The Master file requirements will be in line with BEPS Action 13, subject to a threshold to be specified. The Master file is to be prepared by the tax return deadline, and is to be submitted within 12 months following the close of the reporting fiscal year. It should be prepared in Chinese or accompanied by a Chinese translation, although a request may be made to submit in English.
Current transfer pricing report rules will be expanded in line with BEPS Action 13 Local file guidelines. This will include:
- Additional details on the company's business, including business strategy, key competitors, involvement in any restructuring or intangible asset transfers, etc.;
- Description of the organization and management structure, including local organization chart;
- Additional information on controlled transactions, including copies of the related agreements;
- Additional analysis of the parties to controlled transactions; and
- Copies of relevant APAs and tax rulings that the Taiwan tax authority is not a party to.
As an expansion of current requirements, the transfer pricing report (Local file) should be prepared contemporaneously by the tax return deadline and is submitted upon request (generally within 30 days). The documentation should be prepared in Chinese or accompanied by a Chinese translation, although a request may be made to submit in English. Current revenue/transaction thresholds for full transfer pricing report may apply in relation to the expanded requirements, but not certain.
TIEA between Argentina and the Philippines under Negotiation
Argentina's Ministry of Foreign Affairs has announced that on 24 August 2017, officials from Argentina and the Philippines met to discuss bilateral relations and agreed on negotiations for a tax information exchange agreement. Any resulting agreement would be the first of its kind between the two countries, and must be finalized, signed, and ratified before entering into force.

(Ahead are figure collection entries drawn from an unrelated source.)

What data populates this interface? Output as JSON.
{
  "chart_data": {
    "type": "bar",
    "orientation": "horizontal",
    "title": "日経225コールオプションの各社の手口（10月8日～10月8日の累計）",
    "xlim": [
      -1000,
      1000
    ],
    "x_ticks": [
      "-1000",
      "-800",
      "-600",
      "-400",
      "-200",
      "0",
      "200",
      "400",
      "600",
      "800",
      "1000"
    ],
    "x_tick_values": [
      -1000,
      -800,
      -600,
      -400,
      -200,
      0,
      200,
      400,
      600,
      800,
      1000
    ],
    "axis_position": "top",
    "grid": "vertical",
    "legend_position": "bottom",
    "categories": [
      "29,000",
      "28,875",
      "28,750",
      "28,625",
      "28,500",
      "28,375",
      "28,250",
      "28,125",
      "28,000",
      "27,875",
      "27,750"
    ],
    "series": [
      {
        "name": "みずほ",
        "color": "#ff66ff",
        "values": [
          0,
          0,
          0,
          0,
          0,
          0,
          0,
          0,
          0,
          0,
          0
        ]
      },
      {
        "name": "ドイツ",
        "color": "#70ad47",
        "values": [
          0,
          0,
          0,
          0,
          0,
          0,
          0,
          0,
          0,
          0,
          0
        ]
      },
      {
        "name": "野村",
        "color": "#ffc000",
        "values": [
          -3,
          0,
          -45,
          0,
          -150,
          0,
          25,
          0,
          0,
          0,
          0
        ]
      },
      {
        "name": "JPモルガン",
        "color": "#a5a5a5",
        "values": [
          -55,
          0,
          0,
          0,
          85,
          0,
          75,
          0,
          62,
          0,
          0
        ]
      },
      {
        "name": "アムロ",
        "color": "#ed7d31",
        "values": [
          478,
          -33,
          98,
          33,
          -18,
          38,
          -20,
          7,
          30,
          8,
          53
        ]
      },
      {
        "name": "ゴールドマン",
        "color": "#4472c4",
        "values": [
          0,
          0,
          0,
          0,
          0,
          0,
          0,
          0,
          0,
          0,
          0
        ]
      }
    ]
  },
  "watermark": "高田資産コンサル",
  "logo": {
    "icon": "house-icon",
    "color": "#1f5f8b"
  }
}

Tax Treaty between Switzerland and Zambia Signed
On 29 August 2017, officials from Switzerland and Zambia signed an income tax treaty. The treaty will enter into force after the ratification instruments are exchanged, and once in force and effective, will replace the 1954 tax treaty between Switzerland and the UK as it applies in respect of Switzerland and Zambia (extended 1961).
Under the treaty, the withholding tax rate for dividends is 5% if the beneficial owner is a company that has held at least 10% of the paying company's capital for a period of at least 365 days prior to the date of payment; otherwise 15%. For interest, the rate is 10%, and for royalties, the rate is 5%. Additional details will be published once available.